Yol üzerinde Havran’nın otlu kelle peyniri alınabilir. Yine
yol boyunca Ayvalık’a kadar sepet peyniri bulabilirsiniz. Ayvalık’ın Kirlihanım
peyniri ise en farklısı.
Sepet
peyniri; Edremit’ten Söke’ye kadar denize yakın yerlerde üretilir. Sepet
peyniri keçi, koyun ve inek sütünün karıştırılmasıyla yapılır. Genellikle
zeytin dallarından örülmüş sepetlere basılarak son şeklini alır. Dokulu yapı
kazanmış olanı tercih edilir. Pastörize edilmeyen çiğ keçi sütü hafifçe
ısıtıldıktan sonra 28‐32 derecede mayalanır. Soğuk kış
aylarında sıcaklık 35 dereceye kadar çıkarılır. Oluşan pıhtı kırılırken üzerine
“haşlak” su dökülerek, pıhtının 36‐38 derecede ısıtılması sağlanır. Dibe
çöken peynir kitlesi parça parça alınır ve isteğe göre bir, üç ya da beş
kiloluk kalıp sepetler doldurulur, üzerleri düzeltilir, ama ağırlık konmaz.
Peynirlerin içine konduğu sepetlere “kova” denir. Bu sepetler tercihan zeytin
dalı veya bataklıklarda yetişen ucu dikenli bir sazdan örülerek yapılırlar.
Peynir sepetten süzülmeye başladıktan yaklaşık 15 dakika sonra kalıplar ters
çevrilir ve peynir sepetten çıkarılır. Peynirin altı ve üstü elle, ince tuzla
tuzlanıp, tekrar sepete konur ve süzülmeye bırakılır. 18 saat sonra artık
“kendini tutan” peynir sepetten alınır. Gölge ama pek havadar olmayan bir yerde
tahta üzerine dizilir. Tekrar tuzlanıp ovalanır. Tuzlama işlemi çok hassas bir
iştir. Hakiki kelle sepet peyniri iki günde bir, toplam on beş gün mutlaka elle
tuzlanır. Fazla tuz, peynire kabuk bağlatacağından tuzlama işlemi çok dikkatli
yapılır. İki günde bir tuzlanan peynirin kabuğu ince olduğundan daha güzel olur.

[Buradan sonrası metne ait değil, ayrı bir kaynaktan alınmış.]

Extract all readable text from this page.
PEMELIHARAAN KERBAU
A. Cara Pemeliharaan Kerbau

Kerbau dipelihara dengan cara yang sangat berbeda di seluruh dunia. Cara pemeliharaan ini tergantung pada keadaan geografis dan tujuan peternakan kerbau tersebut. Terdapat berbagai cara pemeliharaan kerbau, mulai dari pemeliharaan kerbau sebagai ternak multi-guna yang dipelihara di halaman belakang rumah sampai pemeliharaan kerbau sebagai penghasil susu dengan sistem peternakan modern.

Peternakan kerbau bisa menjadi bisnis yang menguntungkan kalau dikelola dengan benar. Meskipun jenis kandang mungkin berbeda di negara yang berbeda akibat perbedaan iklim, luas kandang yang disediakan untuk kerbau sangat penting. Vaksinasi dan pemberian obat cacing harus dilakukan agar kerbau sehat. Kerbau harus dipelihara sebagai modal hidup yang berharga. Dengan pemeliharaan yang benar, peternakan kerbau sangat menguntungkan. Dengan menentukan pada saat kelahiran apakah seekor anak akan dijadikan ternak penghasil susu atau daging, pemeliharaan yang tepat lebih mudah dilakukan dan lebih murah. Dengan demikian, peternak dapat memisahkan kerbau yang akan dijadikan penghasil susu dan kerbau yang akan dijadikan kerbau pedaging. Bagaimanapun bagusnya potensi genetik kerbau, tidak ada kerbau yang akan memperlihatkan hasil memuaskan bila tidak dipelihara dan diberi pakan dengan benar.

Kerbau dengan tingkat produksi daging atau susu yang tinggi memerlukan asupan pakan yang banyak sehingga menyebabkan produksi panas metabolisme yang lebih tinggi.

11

Daha sonra tuzlama işlemine on gün arayla 1 ay süresince devam edilir. Bu
sürenin sonunda kelle yağını bırakır, “malaş” (sızma) yapar. Peynir iki ay
sonunda yenecek kıvama gelir. Ancak peynirin 100 günden önce tüketilmesi
tavsiye edilmez.
Kirlihanım
peyniri ise Ayvalık’da üretilir, sepet lorundan yapılır. Üzerinde sarı –
kahverengi, mor renkli küfler bulunur. Sepet peyniri yapımında kalan peyniraltı
suyu kaynatılıp pıhtısı alınır, ince tuzla tuzlanır ve “kovalık” denilen
sepetlere basılır. 2-3 haftada kurur. 6-7 ay alt üst edilerek olgunlaştırılır.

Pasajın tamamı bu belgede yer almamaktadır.